The list of questions¶
- Q1. Is it okay to combine them as follows?
- Q2. The following code does not follow this precedence in either
parse.y
orprism
, so is it correct to say that it's supposed to be interpreted as follows? - Q3. What do you think about limiting assignments with pattern matching to the top level?
- Q4. What can be written in the body of an endless method definition?
- Q5. In the case of an endless method definition, it uses the same binding method as a normal (non-assignment) case. Should this be left as is?
- Q6. Should this distinction be maintained? Also, in cases where there is only one argument, like
private def m = 1 rescue 2 in 3
, the body can be passed as an argument even if it's not anarg
.
Updated by naruse (Yui NARUSE) 2 days ago
Prism's behavior should be compatible with Ruby 3.3.

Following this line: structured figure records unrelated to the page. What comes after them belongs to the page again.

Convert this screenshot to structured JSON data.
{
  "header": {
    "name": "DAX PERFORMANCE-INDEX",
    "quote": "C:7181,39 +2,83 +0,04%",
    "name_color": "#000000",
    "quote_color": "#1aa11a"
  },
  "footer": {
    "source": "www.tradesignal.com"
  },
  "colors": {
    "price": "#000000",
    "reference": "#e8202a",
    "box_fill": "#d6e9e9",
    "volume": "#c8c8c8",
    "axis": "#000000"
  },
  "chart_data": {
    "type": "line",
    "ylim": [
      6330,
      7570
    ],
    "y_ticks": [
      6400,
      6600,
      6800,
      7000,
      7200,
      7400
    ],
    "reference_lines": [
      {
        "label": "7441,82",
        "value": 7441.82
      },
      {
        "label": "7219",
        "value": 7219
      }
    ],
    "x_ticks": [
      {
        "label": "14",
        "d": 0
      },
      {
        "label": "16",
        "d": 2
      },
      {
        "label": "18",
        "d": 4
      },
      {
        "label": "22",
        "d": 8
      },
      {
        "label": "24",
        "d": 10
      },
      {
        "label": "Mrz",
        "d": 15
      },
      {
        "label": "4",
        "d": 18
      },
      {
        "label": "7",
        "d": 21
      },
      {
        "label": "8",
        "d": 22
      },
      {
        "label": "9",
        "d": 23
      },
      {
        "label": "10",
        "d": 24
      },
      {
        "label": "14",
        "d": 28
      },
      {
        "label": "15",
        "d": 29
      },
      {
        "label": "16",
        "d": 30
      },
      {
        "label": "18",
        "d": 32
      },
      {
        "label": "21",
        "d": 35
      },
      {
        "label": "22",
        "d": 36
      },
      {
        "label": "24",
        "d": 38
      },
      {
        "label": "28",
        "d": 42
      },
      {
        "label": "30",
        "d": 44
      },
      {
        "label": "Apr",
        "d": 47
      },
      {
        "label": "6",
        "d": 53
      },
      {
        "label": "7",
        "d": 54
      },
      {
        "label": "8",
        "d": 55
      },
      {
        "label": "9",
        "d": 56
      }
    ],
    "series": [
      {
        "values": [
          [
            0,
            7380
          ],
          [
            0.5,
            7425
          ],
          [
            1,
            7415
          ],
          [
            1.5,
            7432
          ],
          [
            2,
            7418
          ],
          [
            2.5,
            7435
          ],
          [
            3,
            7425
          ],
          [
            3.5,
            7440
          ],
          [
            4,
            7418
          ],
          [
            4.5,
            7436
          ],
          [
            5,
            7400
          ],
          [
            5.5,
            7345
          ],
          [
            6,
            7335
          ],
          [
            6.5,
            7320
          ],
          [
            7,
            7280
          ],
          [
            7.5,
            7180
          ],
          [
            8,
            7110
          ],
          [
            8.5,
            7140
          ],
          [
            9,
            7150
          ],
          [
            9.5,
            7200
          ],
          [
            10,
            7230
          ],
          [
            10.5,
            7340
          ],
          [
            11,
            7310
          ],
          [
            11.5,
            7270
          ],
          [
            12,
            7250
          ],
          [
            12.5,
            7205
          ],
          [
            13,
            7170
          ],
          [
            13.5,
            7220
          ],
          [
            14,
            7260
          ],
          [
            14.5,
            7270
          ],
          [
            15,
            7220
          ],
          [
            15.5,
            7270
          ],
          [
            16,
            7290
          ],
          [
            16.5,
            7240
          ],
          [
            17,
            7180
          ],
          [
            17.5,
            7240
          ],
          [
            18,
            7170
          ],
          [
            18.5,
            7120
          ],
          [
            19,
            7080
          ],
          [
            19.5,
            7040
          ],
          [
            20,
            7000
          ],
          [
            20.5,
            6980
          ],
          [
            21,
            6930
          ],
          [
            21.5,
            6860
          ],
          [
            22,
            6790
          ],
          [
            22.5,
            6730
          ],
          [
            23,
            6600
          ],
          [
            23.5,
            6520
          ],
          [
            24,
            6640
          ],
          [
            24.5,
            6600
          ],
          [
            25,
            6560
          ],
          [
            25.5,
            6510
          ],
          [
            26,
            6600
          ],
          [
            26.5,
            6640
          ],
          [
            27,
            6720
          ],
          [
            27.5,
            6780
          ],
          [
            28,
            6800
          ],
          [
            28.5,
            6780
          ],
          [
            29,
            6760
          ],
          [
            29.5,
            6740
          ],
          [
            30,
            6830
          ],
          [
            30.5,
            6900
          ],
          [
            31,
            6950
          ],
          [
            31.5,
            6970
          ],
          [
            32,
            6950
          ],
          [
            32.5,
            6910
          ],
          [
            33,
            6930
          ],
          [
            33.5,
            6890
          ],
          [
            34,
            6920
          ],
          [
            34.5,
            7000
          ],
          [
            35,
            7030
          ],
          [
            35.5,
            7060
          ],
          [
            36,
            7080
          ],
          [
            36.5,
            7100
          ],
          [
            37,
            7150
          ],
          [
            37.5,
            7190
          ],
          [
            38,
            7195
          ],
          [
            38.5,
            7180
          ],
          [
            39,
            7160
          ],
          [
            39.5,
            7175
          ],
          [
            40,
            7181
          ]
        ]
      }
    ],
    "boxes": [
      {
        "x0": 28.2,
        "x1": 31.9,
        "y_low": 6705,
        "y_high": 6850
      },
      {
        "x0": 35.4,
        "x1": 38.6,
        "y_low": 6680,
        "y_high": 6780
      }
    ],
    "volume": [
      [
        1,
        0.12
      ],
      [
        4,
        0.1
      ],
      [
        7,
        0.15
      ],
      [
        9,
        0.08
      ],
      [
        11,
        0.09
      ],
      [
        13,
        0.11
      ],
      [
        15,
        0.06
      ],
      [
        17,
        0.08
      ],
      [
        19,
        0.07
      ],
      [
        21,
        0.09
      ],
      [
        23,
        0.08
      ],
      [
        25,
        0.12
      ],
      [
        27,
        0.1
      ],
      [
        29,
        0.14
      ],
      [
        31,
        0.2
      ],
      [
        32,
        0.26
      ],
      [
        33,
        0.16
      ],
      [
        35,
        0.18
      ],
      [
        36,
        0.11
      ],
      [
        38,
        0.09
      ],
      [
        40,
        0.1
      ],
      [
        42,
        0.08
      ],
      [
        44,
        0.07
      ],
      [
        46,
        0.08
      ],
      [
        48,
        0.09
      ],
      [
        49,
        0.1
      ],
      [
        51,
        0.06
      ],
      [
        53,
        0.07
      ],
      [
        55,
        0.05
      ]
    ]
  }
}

Unless a design change is accepted, it should not break a compatibility.
Could you change behaviors showed in this ticket to Ruby 3.3's behavior?
Updated by naruse (Yui NARUSE) 2 days ago
- Backport changed from 3.1: UNKNOWN, 3.2: UNKNOWN, 3.3: UNKNOWN, 3.4: UNKNOWN to 3.1: DONTNEED, 3.2: DONTNEED, 3.3: DONTNEED, 3.4: REQUIRED
Updated by kddnewton (Kevin Newton) about 1 hour ago
Should this now be assigned to prism since there is an incompatibility? Sorry I am not clear on the conclusion.
Updated by alanwu (Alan Wu) 40 minutes ago
matz (Yukihiro Matsumoto) wrote in #note-5:
The behavior of Prism in 3.5 is close to my intention.
Matz.
naruse (Yui NARUSE) wrote in #note-11:
Prism's behavior should be compatible with Ruby 3.3.
Unless a design change is accepted, it should not break a compatibility.
Could you change behaviors showed in this ticket to Ruby 3.3's behavior?
Looks like the behavior for 3.5 is undecided for now. In any case, the behavior for 3.4 should be consistent with 3.3, so it'd be nice to fix Prism's behavior when parsing with 3.4 grammar.